COUPLING NETWORKS AND SIDE-CHAIN DYNAMICS IN PROTEINS

蛋白质中的偶联网络和侧链动力学

• 批准号: 7390233
• 负责人: Andrew L Lee
• 金额: $ 31.31万
• 依托单位: UNIV OF NORTH CAROLINA CHAPEL HILL
• 依托单位国家: 美国
• 财政年份: 2004
• 资助国家: 美国
• 起止时间: 2004-04-01 至 2009-03-31
• 项目状态: 已结题
• 来源: https://reporter.nih.gov/project-details/7390233
• 关键词: Active Sites; Address; Attention; Base Sequence; Biochemical; Biological; Biological Assay; Biological Models; Catalysis; Chemicals; Communication; Complex; Core Protein; Coupled; Coupling; Data; Detection; Development; Disruption; Dissection; Distal; Drug resistance; Enzymes; Event; Evolution; Fluorescence; Free Energy; Goals; Individual; Kinetics; Ligands; Maps; Marshal; Measurement; Mediating; Methods; Molecular; Monitor; Motion; Mutagenesis; Mutation; Pathway interactions; Pattern; Positioning Attribute; Predictive Value; Property; Proteins; Range; Regulation; Relative (related person); Relaxation; Research; Research Personnel; Resolution; Role; Serine Proteinase Inhibitors; Side; Signal Transduction; Site; Solutions; Specific qualifier value; Structure; Substrate Specificity; Surface; Testing; Thermodynamics; Variant; Vertebral column; Work; base; carbene; density; design; desire; engineering design; experience; globular protein; interest; intermolecular interaction; molecular recognition; mutant; novel strategies; programs; receptor; research study; response; transmission process

DESCRIPTION (provided by applicant): Biological signals are transmitted via molecular communication. While a great deal of attention has been directed at characterizing the structural basis of intermolecular communication in protein complexes, little is known about how signals propagate across distances within individual globular proteins or domains. Such events occur in allosteric proteins, components of molecular recognition, ligand receptors, and enzymes. Site-site communication across distances is therefore a fundamental feature of proteins. Atomic resolution studies of intramolecular communication are needed to explain sequence-based modulations of protein activity, substrate specificity, ligand regulation, and distal mutations conferring drug resistance. The influence of distal residues on a protein's active site will be particularly valuable for protein design. The research in this proposal seeks to determine the mechanistic basis for site-site communication using a combination of biophysical and biochemical approaches.
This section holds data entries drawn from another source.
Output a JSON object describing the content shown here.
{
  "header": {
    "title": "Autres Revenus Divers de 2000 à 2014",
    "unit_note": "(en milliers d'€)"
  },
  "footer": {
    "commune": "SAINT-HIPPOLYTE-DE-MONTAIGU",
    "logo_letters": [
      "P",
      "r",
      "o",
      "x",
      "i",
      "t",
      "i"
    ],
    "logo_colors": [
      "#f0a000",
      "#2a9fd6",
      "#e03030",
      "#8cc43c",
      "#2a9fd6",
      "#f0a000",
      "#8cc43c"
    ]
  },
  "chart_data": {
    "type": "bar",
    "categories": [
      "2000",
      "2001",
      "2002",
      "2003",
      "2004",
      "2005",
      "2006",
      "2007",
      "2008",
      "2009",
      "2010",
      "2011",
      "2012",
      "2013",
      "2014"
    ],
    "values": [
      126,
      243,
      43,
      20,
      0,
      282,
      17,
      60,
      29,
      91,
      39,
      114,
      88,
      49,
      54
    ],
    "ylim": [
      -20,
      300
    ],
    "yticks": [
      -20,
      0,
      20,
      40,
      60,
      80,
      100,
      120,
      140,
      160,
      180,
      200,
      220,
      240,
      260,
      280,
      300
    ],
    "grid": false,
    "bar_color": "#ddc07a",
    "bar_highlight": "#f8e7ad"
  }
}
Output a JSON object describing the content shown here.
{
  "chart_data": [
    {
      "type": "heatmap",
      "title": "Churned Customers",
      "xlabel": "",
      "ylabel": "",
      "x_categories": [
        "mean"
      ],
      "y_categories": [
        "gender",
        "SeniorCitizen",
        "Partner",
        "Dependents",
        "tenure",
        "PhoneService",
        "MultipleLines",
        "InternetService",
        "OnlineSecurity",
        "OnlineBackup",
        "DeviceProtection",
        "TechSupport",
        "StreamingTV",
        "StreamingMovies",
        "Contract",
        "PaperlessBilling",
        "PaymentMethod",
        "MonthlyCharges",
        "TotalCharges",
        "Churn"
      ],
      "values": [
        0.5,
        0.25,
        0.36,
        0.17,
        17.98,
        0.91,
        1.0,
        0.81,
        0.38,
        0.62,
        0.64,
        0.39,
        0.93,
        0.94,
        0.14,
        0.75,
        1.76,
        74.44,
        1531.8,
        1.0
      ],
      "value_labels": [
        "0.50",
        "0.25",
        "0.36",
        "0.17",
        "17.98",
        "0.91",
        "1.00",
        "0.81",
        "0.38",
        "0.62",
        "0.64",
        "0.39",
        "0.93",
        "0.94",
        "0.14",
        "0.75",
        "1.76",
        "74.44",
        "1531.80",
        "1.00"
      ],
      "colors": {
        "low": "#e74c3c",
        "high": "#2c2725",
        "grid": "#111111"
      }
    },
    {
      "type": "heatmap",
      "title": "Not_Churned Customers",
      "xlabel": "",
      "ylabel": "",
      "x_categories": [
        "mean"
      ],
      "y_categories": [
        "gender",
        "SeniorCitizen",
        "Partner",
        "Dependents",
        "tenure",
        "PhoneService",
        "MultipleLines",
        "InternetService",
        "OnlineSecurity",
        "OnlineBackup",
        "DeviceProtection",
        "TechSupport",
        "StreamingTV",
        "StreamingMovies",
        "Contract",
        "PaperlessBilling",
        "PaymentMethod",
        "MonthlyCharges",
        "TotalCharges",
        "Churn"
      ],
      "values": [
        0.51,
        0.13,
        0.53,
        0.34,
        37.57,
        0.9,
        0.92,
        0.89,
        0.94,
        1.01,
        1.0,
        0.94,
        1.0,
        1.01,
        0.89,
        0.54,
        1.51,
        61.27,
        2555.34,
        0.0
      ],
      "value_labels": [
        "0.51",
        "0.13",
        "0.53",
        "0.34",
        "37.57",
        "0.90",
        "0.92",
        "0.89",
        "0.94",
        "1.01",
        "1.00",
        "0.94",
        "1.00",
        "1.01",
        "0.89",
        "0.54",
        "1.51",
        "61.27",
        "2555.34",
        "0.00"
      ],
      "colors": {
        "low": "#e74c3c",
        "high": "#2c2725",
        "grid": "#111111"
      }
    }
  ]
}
Three specific aims address the central hypothesis for this proposal - that side-chain dynamics mediate long-range communication in proteins. Experiments will be carried out on eglin c, a small serine protease inhibitor possessing favorable properties to aid development of the proposed novel approaches. Detection of long-range, pair-wise communication, or "coupling", will be made from extensive thermodynamic double-mutant cycle analysis. Coupling networks will also be mapped through propagated changes in side-chain dynamics, as observed from NMR H spin relaxation measurements in solution. To test mechanisms of signal propagation and the evolution of communication networks from a design perspective, "on-pathway" mutations will be made in order to modulate communication between sites. The functional significance of communication pathways that connect with the active site inhibitory loop will be assessed from a kinetics-based inhibition assay. The mapping of entire coupling networks through the approach presented is general and should be applicable to other proteins and protein complexes.

描述（由申请人提供）：生物信号通过分子通讯传递。 虽然大量的注意力已被定向在表征蛋白质复合物中分子间通信的结构基础，但对信号如何在单个球状蛋白或结构域内跨距离传播知之甚少。 这些事件发生在变构蛋白、分子识别组分、配体受体和酶中。 因此，跨距离的位点间通讯是蛋白质的一个基本特征。 需要分子内通讯的原子分辨率研究来解释基于序列的蛋白质活性、底物特异性、配体调节和赋予耐药性的远端突变的调节。 远端残基对蛋白质活性位点的影响对于蛋白质设计特别有价值。 本提案中的研究旨在结合生物物理和生物化学方法确定站点间通信的机制基础。 三个具体的目标解决了这个建议的中心假设-侧链动力学介导蛋白质中的远程通信。 实验将在eglin c上进行，eglin c是一种小型丝氨酸蛋白酶抑制剂，具有良好的特性，有助于开发所提出的新方法。 检测远程，成对的通信，或“耦合”，将从广泛的热力学双突变体循环分析。 耦合网络也将映射通过侧链动力学的传播变化，从NMR H自旋弛豫测量溶液中观察到的。 为了从设计的角度测试信号传播的机制和通信网络的演变，将进行“通路上”突变以调节站点之间的通信。 将通过基于动力学的抑制试验评估与活性位点抑制环连接的通信途径的功能意义。 整个耦合网络的映射，通过所提出的方法是一般的，应该适用于其他蛋白质和蛋白质复合物。